Een momentje van ons twee, eh drie

Deze pelikaan dobberde rustig voorbij

“Je kunt het niet uitleggen hè, hoe het voelde”, zei mijn vader later. “Nee, dat kan ik niet.” Tot die eerste keer wist ik bijna niets van het bestaan van het leven daaronder. Ik wist niets van de mysteries van de zee, kende de geheimen van de oceaan nog niet. Voordat ik het water indook, kon ik alleen maar denken aan de kou, aan de blaar onder mijn dikke teen die zou bijten van het zout, aan de ‘horseflies’ waar onze guide ons voor waarschuwde. Maar hup, “net eamelje, skop ûnder de kont, it wetter yn.” Dus spuugde ik, net zoals de rest, een klodder speeksel in de duikbril, trok de rits van mijn wetsuit omhoog en sprong. 

Welkom in het paradijs

Landschildpadden in de moerassige hooglanden van de Galapagos

Het is bizar hoe alles verandert zodra je onder water komt. Eerst de lichte paniek – “Hoe werkt dat, dat ademen door zo’n buisje?” – de koude smak, het donkere water, maar dan… Het wordt zo stil, zo ontzettend stil. Alles lijkt te vertragen, de mensenwereld zo ver weg, de oceaan zo groot. Al mijn gedachten, mijn zorgen, mijn angsten bleven achter op de boot. Hier, onder water, was alleen het hier en nu. We zagen zeepaardjes, onze guide plukte een enorme kreeft van een rots, we zwommen langs zeeslangen, door honderden visjes en doken in een grot vol met haaien. “Ik heb ‘m aangeraakt”, riep Niels trots toen-ie bovenkwam. “Wat hij kan, kan ik ook”, besloot ik. Ik nam een flinke teug lucht en dook op het signaal van de guide naar beneden. Daaronder vond ik het aquarium dat we ooit thuis hadden in het groot, met de zon die als een waaier tussen de gaten viel, waar tientallen haaien een theekransje hielden. Ik strekte mijn armen en aaide met mijn hand over de rug van een kleintje vooraan. Plots werd ik met een ruk naar boven getrokken. Ik maaide om me heen, hapte naar lucht en keek de guide beduusd aan toen ik proestend boven kwam. “What are you doing?!” Ik zag paniek in zijn ogen.
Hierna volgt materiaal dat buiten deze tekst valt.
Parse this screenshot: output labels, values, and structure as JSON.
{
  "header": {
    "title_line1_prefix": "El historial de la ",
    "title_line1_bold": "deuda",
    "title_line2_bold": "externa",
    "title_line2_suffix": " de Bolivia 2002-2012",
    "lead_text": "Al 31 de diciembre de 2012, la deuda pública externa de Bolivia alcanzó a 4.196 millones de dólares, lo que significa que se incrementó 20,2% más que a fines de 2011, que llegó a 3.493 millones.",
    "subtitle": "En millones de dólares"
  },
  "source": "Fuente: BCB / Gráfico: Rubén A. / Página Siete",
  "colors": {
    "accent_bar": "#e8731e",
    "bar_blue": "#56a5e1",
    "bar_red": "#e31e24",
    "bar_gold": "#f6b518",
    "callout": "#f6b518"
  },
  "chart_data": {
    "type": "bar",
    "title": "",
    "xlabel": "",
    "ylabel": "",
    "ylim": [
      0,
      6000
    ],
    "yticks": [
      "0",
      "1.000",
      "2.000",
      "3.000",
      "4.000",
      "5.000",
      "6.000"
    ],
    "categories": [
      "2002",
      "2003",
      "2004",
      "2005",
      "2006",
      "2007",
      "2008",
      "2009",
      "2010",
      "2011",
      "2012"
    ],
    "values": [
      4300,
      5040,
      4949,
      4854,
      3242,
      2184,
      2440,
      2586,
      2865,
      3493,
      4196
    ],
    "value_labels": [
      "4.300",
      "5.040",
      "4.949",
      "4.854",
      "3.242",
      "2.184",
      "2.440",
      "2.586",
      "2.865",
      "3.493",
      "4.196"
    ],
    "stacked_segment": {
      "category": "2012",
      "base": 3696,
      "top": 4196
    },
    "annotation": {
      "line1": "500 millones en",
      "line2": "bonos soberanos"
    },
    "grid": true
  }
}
Blijkbaar had ik alleen de eerste zin van zijn uitleg gehoord: “the sharks are not dangerous”, en waren mijn gedachten afgedwaald bij het tweede gedeelte: “as long as you don’t touch them.” Ietwat beschaamd dobberde ik achter de rest van de snorkelgroep aan. Maar hé, pretty cool though

Moe van het spelen

Een boobie balancerend op z’n ene blue foot

En weet je wat het mooie is? Dit was alleen nog maar de onderwaterwereld van de Galapagoseilanden. Sterker nog, het was slechts een fractie van al het leven in de Grote Oceaan. Er is zoveel meer. Zoals er ook zoveel meer was aan wal. Felrode krabben die over de rotsen klauterden, hagelwitte stranden met metershoge golven, leguanen die opgingen in het landschap, immense schildpadden die ons fietspad blokkeerden, zeeleeuwen op ieder bankje en strandje, pelikanen die hun g(a)r(n)aan(-n +l)tje meepikten op de visafslag. Man, en dan hebben we het nog niet eens gehad over het eten. Kreeft, inktvis, octopus, zwaardvis en dan die garnalen… “We gaan nooit weer lekkerdere garnalen eten dan hier”, zei Niels, terwijl hij zijn vingers aflikte. Hij zou best eens gelijk kunnen krijgen. De Galapagoseilanden hebben iets magisch. Iets dat je alleen kunt voelen als je er bent. Ik snap ‘m wel hoor, die Darwin. 

De leguanen worden één met de rotsen

In mijn kerstoutfit in de sneeuw

En toch, ondanks al ’t natuurschoon overal om ons heen, miste ik voor de allereerste keer thuis. Misschien niet eens zozeer mijn familie, maar het gevoel van ’thuis’. Vorig jaar versierden Niels en ik voor het eerst samen een piepklein kerstboompje. Op het tafelkleed met sterretjes stonden schalen vol hapjes en op het televisiekastje flikkerden kaarsjes. Sara kreeg extra worteltjes, naast de boeken lagen cadeautjes en aan de wand hing zelfs een slinger met kaartjes. Kerstiger kon niet. 

Welkom in het paradijs

‘Laat me even, ik dommelde net in…’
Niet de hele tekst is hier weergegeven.